El SQM puede ser desencadenado por exposiciones repetidas o por un solo contacto masivo con un tóxico, como le pasó a Isabel Membrive. Una agresiva fumigación en su ciudad, Hospitalet, en junio de 2002 con el insecticida Malafín (aprobado sólo para uso agrícola y en unas condiciones que en aquel caso no se respetaron) fue el punto de partida de su calvario. Empezaron sus problemas respiratorios, las graves irritaciones de la garganta que le dejan sin voz, de sensaciones de hormigueo por todo el cuerpo y repentinas hinchazones del abdomen. “La carga tóxica se acumula en la grasa hasta que el cuerpo se satura. Cada uno, por genética y condiciones físicas, tiene una capacidad”, cuenta. Lo primero que queda tocado es el hígado y el riñón, precisamente los encargados de eliminar toxinas del organismo. “Cuando te comunican la enfermedad es un infierno. Ni el médico sabe decirte qué significa, somos nosotras las expertas y aprendemos a base de crisis. Cuando evitas lo que te enferma, te vas sintiendo mejor. Entonces quieres salir, recuperar tu vida y vuelves a enfermar –añade Isabel–. Ya no me planteo ni ir a bodas: una hora de placer me provoca 20 días de dolor. No compensa”.

Para Servando Pérez Domínguez, la causa de todos sus males fue un empaste hecho con amalgama de mercurio. Se lo pusieron en 1988 y diez años después tuvo los primeros síntomas. “Tengo fibromialgia, miopatía (enfermedad que afecta a los músculos y el sistema nervioso), síndrome de Sjörgen o Seco (que produce la deshidratación de las mucosas), pérdida de la fase reparadora del sueño, que es cuando el cuerpo se recupera. También me salen escamaciones en cara y manos y llagas por toda la boca, la laringe... hasta el estómago. Yo, que era un atleta consumado, ahora no puedo recorrer doscientos metros andando sin agotarme”, explica. Preside la asociación de afectados por mercurio, desde la que lucha para que los empastes de amalgama sean sustituidos definitivamente por otros más inocuos.

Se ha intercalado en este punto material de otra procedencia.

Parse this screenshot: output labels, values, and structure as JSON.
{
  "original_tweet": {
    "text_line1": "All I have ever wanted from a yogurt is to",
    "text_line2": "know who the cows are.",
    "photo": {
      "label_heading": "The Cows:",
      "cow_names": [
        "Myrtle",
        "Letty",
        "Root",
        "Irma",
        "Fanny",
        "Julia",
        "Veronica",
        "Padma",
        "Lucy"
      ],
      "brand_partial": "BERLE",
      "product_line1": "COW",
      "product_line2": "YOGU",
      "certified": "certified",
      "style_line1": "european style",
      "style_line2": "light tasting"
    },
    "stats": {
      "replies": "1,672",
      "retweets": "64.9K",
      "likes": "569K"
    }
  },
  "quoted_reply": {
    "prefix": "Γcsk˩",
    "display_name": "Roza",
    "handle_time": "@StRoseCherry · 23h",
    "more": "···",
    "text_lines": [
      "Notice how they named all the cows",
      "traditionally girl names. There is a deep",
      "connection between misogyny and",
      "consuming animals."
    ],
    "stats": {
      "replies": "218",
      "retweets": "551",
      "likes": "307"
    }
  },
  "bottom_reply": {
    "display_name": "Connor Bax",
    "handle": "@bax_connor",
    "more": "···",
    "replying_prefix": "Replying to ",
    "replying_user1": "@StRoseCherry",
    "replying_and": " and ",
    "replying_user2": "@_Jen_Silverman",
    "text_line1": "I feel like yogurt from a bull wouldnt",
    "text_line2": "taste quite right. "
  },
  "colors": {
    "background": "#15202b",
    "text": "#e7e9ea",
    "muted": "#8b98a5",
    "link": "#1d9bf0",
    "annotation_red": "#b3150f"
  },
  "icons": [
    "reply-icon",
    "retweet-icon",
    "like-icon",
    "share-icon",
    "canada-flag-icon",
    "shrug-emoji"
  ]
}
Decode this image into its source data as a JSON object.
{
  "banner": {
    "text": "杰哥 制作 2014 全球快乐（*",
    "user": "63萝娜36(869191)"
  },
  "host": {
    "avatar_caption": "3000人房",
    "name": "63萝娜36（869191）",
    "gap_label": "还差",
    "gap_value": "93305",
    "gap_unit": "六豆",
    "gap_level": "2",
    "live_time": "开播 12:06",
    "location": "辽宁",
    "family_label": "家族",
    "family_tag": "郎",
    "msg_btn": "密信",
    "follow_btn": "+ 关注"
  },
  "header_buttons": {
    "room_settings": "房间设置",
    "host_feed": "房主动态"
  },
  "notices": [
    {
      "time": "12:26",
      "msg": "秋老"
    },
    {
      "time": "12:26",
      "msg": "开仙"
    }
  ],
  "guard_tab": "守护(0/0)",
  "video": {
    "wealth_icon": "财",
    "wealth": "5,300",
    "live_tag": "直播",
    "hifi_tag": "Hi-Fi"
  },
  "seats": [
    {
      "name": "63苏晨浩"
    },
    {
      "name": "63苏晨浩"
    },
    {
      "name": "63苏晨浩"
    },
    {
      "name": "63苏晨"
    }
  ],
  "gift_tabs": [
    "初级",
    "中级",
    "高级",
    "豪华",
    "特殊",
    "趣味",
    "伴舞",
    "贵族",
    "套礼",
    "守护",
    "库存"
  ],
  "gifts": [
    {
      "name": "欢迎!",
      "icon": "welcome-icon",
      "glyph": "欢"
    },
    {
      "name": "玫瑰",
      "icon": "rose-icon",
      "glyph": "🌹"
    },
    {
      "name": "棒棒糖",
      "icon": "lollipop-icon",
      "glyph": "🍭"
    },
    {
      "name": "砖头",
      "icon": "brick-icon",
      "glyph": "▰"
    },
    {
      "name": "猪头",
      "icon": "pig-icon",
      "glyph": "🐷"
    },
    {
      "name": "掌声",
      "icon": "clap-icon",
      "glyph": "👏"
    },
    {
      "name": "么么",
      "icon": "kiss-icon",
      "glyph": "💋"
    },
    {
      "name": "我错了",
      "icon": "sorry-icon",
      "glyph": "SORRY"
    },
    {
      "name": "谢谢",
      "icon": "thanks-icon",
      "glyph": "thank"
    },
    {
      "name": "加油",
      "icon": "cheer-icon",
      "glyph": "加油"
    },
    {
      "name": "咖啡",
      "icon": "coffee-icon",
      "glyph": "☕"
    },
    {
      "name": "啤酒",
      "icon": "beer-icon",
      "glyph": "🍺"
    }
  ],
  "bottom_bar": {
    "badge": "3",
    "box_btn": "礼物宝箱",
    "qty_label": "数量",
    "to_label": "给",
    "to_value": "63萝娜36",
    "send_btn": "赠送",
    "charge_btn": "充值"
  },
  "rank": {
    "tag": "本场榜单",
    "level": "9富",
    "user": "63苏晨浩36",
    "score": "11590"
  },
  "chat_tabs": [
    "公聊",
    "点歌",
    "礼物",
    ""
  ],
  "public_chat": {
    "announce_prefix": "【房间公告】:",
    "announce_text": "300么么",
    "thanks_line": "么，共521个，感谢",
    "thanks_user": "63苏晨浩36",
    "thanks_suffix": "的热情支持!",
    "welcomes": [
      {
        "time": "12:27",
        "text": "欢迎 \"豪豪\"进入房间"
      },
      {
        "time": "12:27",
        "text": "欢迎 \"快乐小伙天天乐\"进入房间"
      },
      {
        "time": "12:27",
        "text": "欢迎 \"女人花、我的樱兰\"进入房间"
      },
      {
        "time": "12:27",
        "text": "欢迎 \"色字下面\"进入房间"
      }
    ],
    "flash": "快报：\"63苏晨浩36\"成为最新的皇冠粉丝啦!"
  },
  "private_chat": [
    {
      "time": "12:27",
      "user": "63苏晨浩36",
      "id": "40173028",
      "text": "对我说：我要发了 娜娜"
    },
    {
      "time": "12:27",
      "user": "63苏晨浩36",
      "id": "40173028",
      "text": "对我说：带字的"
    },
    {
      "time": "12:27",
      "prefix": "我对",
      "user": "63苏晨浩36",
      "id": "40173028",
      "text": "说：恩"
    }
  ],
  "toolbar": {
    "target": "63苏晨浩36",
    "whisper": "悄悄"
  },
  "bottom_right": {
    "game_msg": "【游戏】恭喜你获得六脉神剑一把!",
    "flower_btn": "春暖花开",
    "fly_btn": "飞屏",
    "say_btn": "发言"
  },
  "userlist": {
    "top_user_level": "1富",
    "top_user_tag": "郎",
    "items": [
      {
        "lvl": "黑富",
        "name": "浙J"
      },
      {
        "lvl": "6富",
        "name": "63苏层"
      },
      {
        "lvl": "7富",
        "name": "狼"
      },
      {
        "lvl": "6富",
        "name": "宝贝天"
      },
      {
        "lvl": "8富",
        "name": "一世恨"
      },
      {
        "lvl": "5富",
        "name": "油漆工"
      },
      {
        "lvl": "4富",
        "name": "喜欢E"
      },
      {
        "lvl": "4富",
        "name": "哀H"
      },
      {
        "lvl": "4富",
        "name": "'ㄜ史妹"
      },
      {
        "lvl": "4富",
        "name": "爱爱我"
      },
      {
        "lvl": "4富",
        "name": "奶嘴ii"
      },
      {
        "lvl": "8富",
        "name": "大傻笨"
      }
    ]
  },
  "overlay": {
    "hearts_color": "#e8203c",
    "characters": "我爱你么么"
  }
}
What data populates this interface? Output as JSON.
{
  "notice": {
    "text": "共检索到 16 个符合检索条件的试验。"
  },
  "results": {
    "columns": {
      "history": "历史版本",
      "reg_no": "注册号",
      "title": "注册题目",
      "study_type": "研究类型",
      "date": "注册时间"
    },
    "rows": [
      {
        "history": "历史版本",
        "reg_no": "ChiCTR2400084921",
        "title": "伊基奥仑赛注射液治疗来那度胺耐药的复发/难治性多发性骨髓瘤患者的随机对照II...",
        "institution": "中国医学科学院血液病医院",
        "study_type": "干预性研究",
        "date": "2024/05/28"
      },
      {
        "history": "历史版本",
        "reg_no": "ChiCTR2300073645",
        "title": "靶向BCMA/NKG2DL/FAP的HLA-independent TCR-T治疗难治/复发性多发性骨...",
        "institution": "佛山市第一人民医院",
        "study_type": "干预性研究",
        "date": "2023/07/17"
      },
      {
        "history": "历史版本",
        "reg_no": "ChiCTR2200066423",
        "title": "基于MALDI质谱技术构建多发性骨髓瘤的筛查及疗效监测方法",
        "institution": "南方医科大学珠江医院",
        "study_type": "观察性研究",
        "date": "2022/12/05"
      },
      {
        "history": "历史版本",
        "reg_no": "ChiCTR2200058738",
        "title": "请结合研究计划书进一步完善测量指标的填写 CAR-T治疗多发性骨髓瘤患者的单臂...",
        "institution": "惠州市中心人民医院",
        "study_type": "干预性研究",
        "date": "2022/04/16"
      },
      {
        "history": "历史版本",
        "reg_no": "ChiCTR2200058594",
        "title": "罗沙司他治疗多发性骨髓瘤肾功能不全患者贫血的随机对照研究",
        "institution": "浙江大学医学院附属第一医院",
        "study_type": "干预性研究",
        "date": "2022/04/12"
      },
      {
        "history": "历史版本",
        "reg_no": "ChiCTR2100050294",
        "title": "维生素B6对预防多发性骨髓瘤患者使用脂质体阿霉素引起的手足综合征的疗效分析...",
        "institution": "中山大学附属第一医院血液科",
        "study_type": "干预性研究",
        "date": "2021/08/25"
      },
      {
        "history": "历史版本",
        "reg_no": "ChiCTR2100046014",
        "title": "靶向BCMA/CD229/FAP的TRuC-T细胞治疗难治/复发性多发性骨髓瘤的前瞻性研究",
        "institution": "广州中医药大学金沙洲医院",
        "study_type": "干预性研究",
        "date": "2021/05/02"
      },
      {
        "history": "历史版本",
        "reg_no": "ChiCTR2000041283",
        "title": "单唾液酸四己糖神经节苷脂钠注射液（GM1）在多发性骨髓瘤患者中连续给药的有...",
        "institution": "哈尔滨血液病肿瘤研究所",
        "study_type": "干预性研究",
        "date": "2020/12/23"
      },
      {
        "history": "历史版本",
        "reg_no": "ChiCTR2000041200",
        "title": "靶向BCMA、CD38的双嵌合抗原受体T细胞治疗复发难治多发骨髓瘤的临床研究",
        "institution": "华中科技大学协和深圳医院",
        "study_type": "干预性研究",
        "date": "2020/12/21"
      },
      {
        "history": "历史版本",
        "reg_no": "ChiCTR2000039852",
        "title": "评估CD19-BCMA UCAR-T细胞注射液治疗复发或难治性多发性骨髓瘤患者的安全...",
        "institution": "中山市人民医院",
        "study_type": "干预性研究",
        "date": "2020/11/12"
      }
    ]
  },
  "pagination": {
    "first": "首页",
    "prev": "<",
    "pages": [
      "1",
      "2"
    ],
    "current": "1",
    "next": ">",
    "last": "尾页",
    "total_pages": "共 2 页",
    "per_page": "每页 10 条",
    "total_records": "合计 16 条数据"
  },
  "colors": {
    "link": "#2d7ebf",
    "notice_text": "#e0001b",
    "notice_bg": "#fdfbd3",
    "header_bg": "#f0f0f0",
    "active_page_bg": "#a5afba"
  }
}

“Esta enfermedad es una oportunidad para repensar cómo tratamos el cuerpo y cómo debe ser la medicina. El que está enfermo es el medio ambiente y debemos tomar medidas”, puntualiza Francisca. Estos enfermos son testigos encendidos que señalan peligros a los que todos estamos sometidos. Son alarmas contra incendios sonando y nadie parece hacer caso al humo. Son, como ellos dicen, un espejo en el que mirarse, “pero a la gente no le gusta lo que significamos, dolor y riesgos que corren”, concluye Judith.